Essa presunção sobre escolas “especiais” era estimulada pelas experiências dos caribenhos em seus países.
“Uma educação britânica era vista como caminho para mobilidade social e as aspirações dos pais eram altas”, diz Gus John.
“Professores eram estimados nas comunidades caribenhas, e os pais inicialmente confiaram nos professores britânicos. Foi um choque descobrir que as crianças estavam sendo rotuladas como subnormais.”
A mobilização
No entanto, preocupações sobre o desenvolvimento dos filhos logo começaram a surgir entre pais caribenhos. Conforme iam presenciando as crianças tendo dificuldades básicas com leitura e escrita, grupos foram se formando.
Por exemplo, em 1970, após descobrir que havia um número desproporcional de crianças negras em escolas ESN no norte de Londres, um grupo chamado North London West Indian Association fez uma reclamação formal ao Conselho de Relações Raciais, alegando discriminação, com base na Lei de Relações Raciais de 1968.
Em 1971, um livro chamado Como a Criança das Antilhas se Torna Educacionalmente Subnormal no Sistema de Educação Britânico foi fundamental para mudar a opinião de pais negros que moravam no Reino Unido.
O autor, Bernard Coard, um escritor e professor nascido na ilha de Granada, deu aulas numa escola ESN e percebeu o elevado número de crianças caribenhas lá. Quando um grupo de pais preocupados pediram que Coard investigasse a questão, ele escreveu o livro em tempo recorde.

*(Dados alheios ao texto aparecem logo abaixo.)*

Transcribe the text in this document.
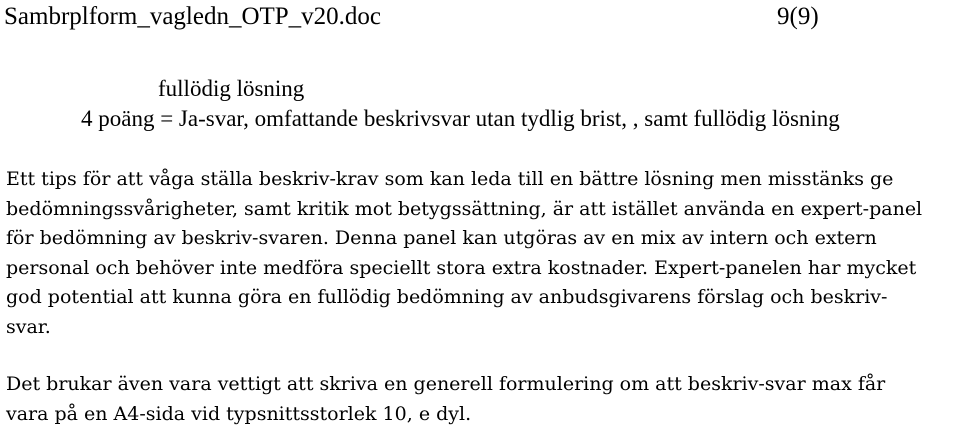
Sambrplform_vagledn_OTP_v20.doc	9(9)
fullödig lösning
4 poäng = Ja-svar, omfattande beskrivsvar utan tydlig brist, , samt fullödig lösning
Ett tips för att våga ställa beskriv-krav som kan leda till en bättre lösning men misstänks ge
bedömningssvårigheter, samt kritik mot betygssättning, är att istället använda en expert-panel
för bedömning av beskriv-svaren. Denna panel kan utgöras av en mix av intern och extern
personal och behöver inte medföra speciellt stora extra kostnader. Expert-panelen har mycket
god potential att kunna göra en fullödig bedömning av anbudsgivarens förslag och beskriv-
svar.
Det brukar även vara vettigt att skriva en generell formulering om att beskriv-svar max får
vara på en A4-sida vid typsnittsstorlek 10, e dyl.
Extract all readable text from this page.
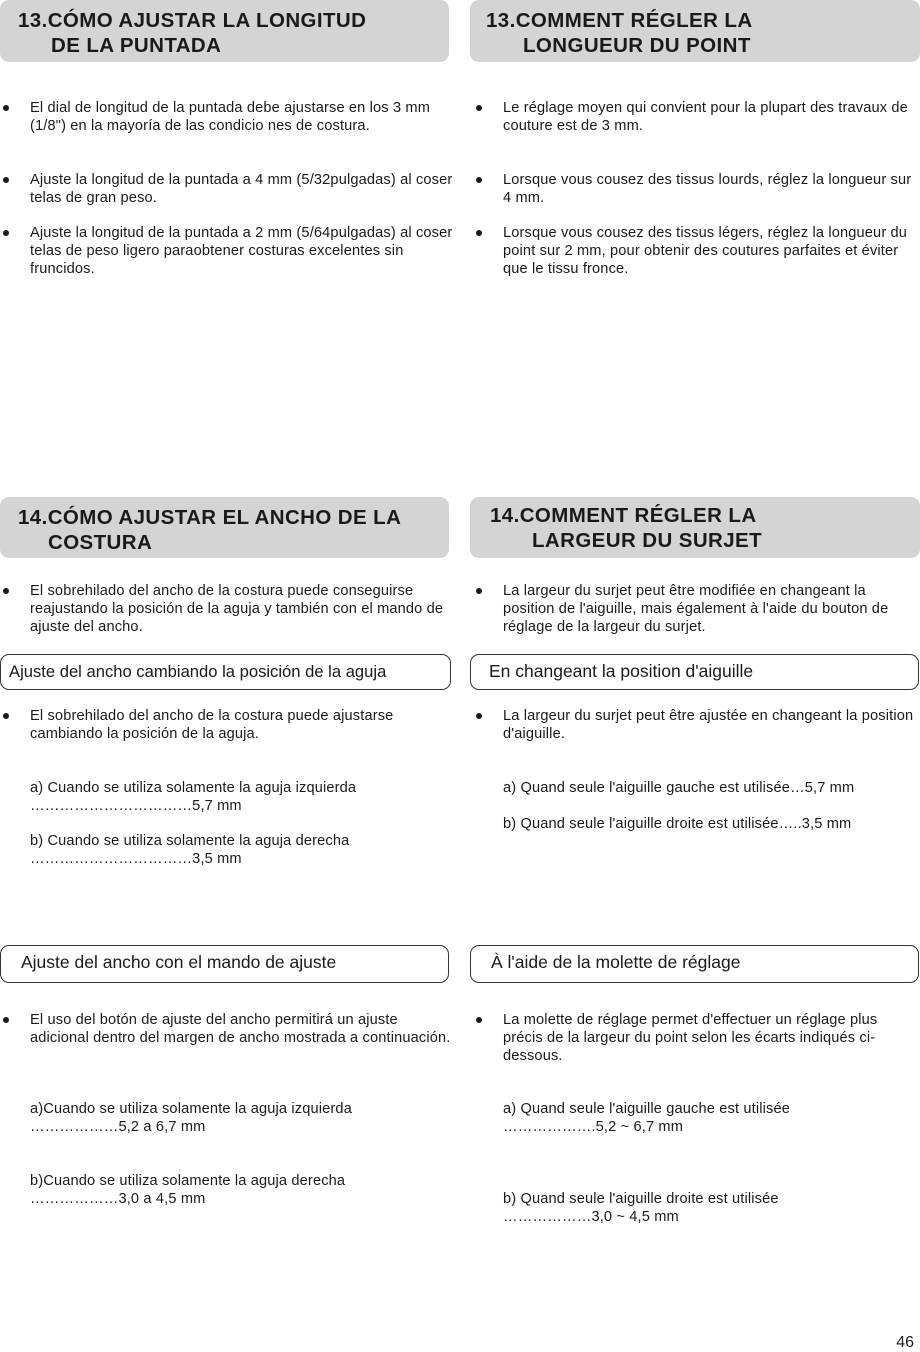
13.CÓMO AJUSTAR LA LONGITUD
DE LA PUNTADA
13.COMMENT RÉGLER LA
LONGUEUR DU POINT
El dial de longitud de la puntada debe ajustarse en los 3 mm (1/8") en la mayoría de las condicio nes de costura.
Ajuste la longitud de la puntada a 4 mm (5/32pulgadas) al coser telas de gran peso.
Ajuste la longitud de la puntada a 2 mm (5/64pulgadas) al coser telas de peso ligero paraobtener costuras excelentes sin fruncidos.
Le réglage moyen qui convient pour la plupart des travaux de couture est de 3 mm.
Lorsque vous cousez des tissus lourds, réglez la longueur sur 4 mm.
Lorsque vous cousez des tissus légers, réglez la longueur du point sur 2 mm, pour obtenir des coutures parfaites et éviter que le tissu fronce.
14.CÓMO AJUSTAR EL ANCHO DE LA
COSTURA
14.COMMENT RÉGLER LA
LARGEUR DU SURJET
El sobrehilado del ancho de la costura puede conseguirse reajustando la posición de la aguja y también con el mando de ajuste del ancho.
La largeur du surjet peut être modifiée en changeant la position de l'aiguille, mais également à l'aide du bouton de réglage de la largeur du surjet.
Ajuste del ancho cambiando la posición de la aguja	En changeant la position d'aiguille
El sobrehilado del ancho de la costura puede ajustarse cambiando la posición de la aguja.
a) Cuando se utiliza solamente la aguja izquierda
……………………………5,7 mm
b) Cuando se utiliza solamente la aguja derecha
……………………………3,5 mm
La largeur du surjet peut être ajustée en changeant la position d'aiguille.
a) Quand seule l'aiguille gauche est utilisée…5,7 mm
b) Quand seule l'aiguille droite est utilisée…..3,5 mm
Ajuste del ancho con el mando de ajuste	À l'aide de la molette de réglage
El uso del botón de ajuste del ancho permitirá un ajuste adicional dentro del margen de ancho mostrada a continuación.
a)Cuando se utiliza solamente la aguja izquierda
………………5,2 a 6,7 mm
b)Cuando se utiliza solamente la aguja derecha
………………3,0 a 4,5 mm
La molette de réglage permet d'effectuer un réglage plus précis de la largeur du point selon les écarts indiqués ci-dessous.
a) Quand seule l'aiguille gauche est utilisée
……………….5,2 ~ 6,7 mm
b) Quand seule l'aiguille droite est utilisée
………………3,0 ~ 4,5 mm
46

Coard argumentou que as escolas ESN estavam sendo usadas pelas autoridades educacionais como um “depósito” de crianças negras, e que professores estavam confundindo o trauma causado pela migração com falta de inteligência.
O trabalho de Bernard Coard gerou reação e levou a um crescimento acentuado de escolas de reforço para crianças negras, que funcionavam aos sábados e eram geridas por pais negros com o objetivo de elevar a performance educacional de seus filhos.
Eles ensinavam pontos do currículo tradicional, juntamente com história negra, para aumentar a autoestima das crianças, ajuda-las a obter diplomas de qualificação e prepara-las para empregos.
Após anos de pressão e campanhas, a Lei Educacional de 1981 passou a prever a necessidade de medidas de inclusão e todos os grupos sociais, e o termo “educacionalmente subnormal” foi abolido.
Uma investigação do governo sobre a educação de crianças de grupos de minoria étnica, publicada em 1985, descobriu que a média baixa em testes de QI de crianças caribenhas não era um fator significativo no baixo desempenho educacional.
Na realidade, o amplo preconceito racial na sociedade exercia papel crucial na performance abaixo da média dessas crianças.
Impacto permanece
Mas, para Noel e Maise, as consequências do tempo que passaram nas escolas ESN permanecem. “O rótulo ESN danificou com minha autoconfiança. Eu poderia ter sido qualquer coisa, mas nunca recebi as ferramentas para me tornar a pessoa que nasci para ser”, diz Maisie.
Apesar de ter escrito dois livros e completado quatro graduações após deixar a escola, incluindo em Estudos Caribenhos e Escrita Criativa, Maisie teve dificuldades para encontrar trabalho ao longo dos anos.
Noel descobriu que, na verdade, gosta de aprender e acumulou uma série de diplomas impressionantes na idade adulta, incluindo uma graduação em computação. A parede da sua casa em Tottenham, em Londres, é coberta de certificados. No entanto, ele até hoje tem dificuldade para ler e escrever. “Aquela escola ESN me arruinou”, diz Noel.
E, apesar do significativo progresso desde então, disparidades na educação de crianças negras permanecem. “As preocupações que tínhamos sobre as ESN permanecem em termos do número de crianças negras sendo encaminhadas para as chamadas pupil referral units“, diz Gus John.
Essas unidades educacionais foram estabelecidas em 1993 para o ensino de crianças excluídas das escolas normais. Mas há nelas uma quantidade desproporcional de crianças negras, três vezes mais em alguns locais.